Body dysmorphic disorder with Wayne could be traced to his childhood. He began experiencing stunted growth at age 10 and just about 4ft, 10inches when he clocked 16 years old. When in the public space, he reported being paranoid due to how people looked at him. And this went on to the time he was being bullied in school. The therapist helped explain my feeling of dysphoria and why I was feeling I was being laughed at. Well, my height is currently average now.
When change began
Wayne currently lives in Billingham with his fiancée, and their two kids – Alannah and Kai. To him, his fiancée and kids are worth living for. “They are the reasons I keep the spirit of positivism all the time.”
At some point, I would feel negative about the world outside my family, so I began photography. Photography allows me to see the beauty in the world.
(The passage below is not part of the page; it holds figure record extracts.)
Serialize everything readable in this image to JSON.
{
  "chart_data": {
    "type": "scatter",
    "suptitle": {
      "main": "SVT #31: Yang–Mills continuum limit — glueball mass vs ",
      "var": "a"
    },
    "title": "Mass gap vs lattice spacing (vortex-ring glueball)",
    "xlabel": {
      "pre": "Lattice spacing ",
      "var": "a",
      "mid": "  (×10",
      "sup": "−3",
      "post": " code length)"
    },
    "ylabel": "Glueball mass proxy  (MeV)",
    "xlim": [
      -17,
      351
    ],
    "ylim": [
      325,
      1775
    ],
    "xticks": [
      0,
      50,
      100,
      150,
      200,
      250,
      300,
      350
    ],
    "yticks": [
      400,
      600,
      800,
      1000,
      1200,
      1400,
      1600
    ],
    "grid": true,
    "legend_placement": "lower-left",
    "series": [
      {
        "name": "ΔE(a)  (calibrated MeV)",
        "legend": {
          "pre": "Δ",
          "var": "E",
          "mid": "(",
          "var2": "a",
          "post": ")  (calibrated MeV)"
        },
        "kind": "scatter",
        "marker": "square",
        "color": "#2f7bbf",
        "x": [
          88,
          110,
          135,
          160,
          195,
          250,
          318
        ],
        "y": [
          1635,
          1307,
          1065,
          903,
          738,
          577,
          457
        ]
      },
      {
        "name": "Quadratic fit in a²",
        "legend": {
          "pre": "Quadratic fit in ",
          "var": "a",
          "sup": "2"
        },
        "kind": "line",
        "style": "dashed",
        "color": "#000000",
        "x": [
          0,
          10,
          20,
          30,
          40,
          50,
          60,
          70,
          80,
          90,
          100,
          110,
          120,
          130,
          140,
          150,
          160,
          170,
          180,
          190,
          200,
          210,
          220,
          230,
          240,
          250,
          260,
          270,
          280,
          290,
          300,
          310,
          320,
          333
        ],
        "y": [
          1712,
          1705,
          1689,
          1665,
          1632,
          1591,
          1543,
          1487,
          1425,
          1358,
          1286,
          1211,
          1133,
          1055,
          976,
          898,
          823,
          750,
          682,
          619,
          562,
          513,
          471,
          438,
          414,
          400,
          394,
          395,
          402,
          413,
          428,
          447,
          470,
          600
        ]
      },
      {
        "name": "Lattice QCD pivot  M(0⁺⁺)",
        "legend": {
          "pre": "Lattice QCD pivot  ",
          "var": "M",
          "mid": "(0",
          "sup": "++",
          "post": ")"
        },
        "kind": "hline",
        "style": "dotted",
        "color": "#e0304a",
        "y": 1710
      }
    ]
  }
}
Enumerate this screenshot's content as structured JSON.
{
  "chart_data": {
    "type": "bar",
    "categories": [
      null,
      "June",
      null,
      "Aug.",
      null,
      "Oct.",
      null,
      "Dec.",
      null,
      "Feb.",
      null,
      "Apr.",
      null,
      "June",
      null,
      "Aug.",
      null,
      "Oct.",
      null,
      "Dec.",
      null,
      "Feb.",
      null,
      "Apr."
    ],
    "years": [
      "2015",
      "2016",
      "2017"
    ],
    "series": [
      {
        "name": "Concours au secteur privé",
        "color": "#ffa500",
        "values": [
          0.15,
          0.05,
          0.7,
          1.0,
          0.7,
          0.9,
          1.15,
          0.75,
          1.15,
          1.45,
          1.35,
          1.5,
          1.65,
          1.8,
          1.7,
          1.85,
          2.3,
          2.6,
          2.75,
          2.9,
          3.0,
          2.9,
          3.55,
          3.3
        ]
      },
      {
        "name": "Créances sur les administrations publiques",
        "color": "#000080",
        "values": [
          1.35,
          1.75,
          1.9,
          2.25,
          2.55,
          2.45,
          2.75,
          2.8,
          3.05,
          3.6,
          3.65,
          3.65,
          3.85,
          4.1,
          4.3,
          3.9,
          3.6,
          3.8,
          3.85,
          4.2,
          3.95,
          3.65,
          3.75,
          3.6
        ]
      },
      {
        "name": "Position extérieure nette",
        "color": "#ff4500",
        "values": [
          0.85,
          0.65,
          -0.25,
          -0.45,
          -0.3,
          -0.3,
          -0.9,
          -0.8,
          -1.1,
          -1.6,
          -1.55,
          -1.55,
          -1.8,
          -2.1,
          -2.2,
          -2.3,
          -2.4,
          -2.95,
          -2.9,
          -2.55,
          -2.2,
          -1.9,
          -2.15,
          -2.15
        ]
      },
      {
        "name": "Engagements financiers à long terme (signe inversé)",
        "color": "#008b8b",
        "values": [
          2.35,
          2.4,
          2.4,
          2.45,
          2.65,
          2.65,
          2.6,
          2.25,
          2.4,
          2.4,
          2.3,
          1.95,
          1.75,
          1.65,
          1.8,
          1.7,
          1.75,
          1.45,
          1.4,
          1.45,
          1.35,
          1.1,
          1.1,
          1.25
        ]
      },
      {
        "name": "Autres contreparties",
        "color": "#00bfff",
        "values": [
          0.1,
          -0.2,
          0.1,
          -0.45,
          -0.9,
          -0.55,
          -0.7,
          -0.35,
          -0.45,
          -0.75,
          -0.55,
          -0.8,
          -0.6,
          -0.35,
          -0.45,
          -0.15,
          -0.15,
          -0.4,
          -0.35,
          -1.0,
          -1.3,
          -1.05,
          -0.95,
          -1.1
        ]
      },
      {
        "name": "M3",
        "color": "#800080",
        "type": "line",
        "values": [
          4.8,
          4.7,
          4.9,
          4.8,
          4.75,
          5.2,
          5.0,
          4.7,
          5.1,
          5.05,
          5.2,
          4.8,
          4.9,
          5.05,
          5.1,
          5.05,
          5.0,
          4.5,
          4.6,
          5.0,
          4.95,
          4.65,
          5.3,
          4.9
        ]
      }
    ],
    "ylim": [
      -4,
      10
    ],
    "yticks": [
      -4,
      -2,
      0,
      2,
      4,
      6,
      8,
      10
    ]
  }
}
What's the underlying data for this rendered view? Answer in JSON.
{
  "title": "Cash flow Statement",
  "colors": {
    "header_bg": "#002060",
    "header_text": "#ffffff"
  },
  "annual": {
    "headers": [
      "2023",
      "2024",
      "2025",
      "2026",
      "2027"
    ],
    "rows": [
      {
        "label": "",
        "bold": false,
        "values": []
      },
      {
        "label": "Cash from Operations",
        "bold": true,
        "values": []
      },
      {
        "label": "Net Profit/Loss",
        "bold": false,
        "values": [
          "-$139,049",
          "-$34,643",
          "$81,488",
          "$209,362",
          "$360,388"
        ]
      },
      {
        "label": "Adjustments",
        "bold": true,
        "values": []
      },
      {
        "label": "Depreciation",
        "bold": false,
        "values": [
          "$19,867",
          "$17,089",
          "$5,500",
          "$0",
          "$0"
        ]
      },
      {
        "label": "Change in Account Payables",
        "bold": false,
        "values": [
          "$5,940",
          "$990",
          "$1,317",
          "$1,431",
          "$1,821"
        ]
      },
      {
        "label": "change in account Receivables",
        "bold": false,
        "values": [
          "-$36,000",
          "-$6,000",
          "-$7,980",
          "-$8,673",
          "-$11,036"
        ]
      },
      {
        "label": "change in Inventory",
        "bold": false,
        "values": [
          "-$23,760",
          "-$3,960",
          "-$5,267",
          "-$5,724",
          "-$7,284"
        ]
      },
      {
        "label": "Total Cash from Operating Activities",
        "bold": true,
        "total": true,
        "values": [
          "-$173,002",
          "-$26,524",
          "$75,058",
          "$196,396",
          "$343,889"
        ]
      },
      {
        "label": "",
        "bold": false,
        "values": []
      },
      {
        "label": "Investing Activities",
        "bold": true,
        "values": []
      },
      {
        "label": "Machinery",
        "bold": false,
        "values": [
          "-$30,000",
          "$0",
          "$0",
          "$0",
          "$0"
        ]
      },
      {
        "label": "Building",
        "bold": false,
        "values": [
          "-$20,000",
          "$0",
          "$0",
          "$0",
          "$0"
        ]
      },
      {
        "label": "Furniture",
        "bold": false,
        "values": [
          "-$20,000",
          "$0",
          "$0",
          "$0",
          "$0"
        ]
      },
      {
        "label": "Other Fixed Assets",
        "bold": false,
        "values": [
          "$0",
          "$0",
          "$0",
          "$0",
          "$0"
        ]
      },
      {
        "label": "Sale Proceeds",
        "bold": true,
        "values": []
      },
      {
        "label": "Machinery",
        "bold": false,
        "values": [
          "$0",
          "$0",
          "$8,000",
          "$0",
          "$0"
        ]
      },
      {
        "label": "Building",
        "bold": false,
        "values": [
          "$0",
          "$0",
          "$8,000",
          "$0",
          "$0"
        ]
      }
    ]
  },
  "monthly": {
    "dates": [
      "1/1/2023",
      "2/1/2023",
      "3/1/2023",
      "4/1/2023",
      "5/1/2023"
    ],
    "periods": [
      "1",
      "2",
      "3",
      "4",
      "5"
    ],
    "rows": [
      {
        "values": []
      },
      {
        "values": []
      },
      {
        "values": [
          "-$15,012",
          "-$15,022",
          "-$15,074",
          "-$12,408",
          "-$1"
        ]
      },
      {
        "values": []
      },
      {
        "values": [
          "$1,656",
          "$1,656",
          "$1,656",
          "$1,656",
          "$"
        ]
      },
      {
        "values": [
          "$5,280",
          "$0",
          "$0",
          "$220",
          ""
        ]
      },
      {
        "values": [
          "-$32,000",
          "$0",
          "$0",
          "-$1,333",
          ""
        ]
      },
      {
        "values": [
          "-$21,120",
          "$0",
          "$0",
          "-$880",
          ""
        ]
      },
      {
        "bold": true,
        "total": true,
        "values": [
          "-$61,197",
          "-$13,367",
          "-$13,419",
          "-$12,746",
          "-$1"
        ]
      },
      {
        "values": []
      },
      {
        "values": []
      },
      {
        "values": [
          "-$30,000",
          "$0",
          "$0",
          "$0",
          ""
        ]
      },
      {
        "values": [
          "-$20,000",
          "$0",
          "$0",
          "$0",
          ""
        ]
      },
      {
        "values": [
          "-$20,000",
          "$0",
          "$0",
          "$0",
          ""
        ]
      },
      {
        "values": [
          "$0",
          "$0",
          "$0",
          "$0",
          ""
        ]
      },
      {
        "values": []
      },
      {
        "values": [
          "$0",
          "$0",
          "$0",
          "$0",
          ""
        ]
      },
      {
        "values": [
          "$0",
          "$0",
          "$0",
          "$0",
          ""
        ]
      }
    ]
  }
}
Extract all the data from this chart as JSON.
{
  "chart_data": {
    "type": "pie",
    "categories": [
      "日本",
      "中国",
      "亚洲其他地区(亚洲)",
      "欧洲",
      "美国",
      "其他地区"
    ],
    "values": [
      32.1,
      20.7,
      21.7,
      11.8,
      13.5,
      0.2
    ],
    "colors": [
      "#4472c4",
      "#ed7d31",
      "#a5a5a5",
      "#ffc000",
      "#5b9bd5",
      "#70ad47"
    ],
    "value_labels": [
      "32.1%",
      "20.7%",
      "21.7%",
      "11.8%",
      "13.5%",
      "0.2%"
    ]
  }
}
Taking photos opened my perception to seeing what makes a beautiful world and that inspired me to explore different places in the country.
Beattie began by buying a camera kit which he used to capture pictures on Teesside – a local area in Billingham. I’ve always loved taking photos especially when I’m outside and all that. Then I realized I had forgotten there was anyone around while doing so.
So, I sign up on Instagram so that I can share my adventures with everyone on the planet. Each time I get a positive response from the picture, I am motivated to take more pictures and I feel I am doing something really good in life. “You see, getting likes on my posts aren’t important, but it does really help me.”
Just as with many other people, the Covid-19 lockdown restrictions have affected Wayne’s mental health too, and has created in him a feeling of separation from society.
“Going to the museum is my thing as I love to learn something about what I’m capturing.” The museum is a replication of beauty. When the lockdown was effected, I was constrained to where I could go. The place I could go is the nature reserve and that got frustrating quickly because I was only seeing the same thing every day.
Now, I feel better about everything because I can now move around the city and revisit the museum.
When I am outside with my camera, I am either looking for the smallest beauty of nature or seeing a thing from an entirely new angle which everyone isn’t observing.
Photographing makes me see the positivity and beauty on my doorstep every day. Wildlife photography is my favourite because animals are typically free from common problems I face. In addition to that, animals are free creatures and sometimes, I’m envious of them.
I hope my story can help others – Wayne hopes. And honestly, I think there are gender issues regarding mental health which I think men don’t ever want to talk about. Men often fail to admit mental health weakness or vulnerability.
Over the time, I have learned that hiding mental illness is a weakness and speaking up is a sign of strength. If anyone feels something doesn’t seem positive or good about them, they should talk to someone who can listen to them.
It is possible for people to think they don’t have a problem. I actually didn’t think I had one – he said.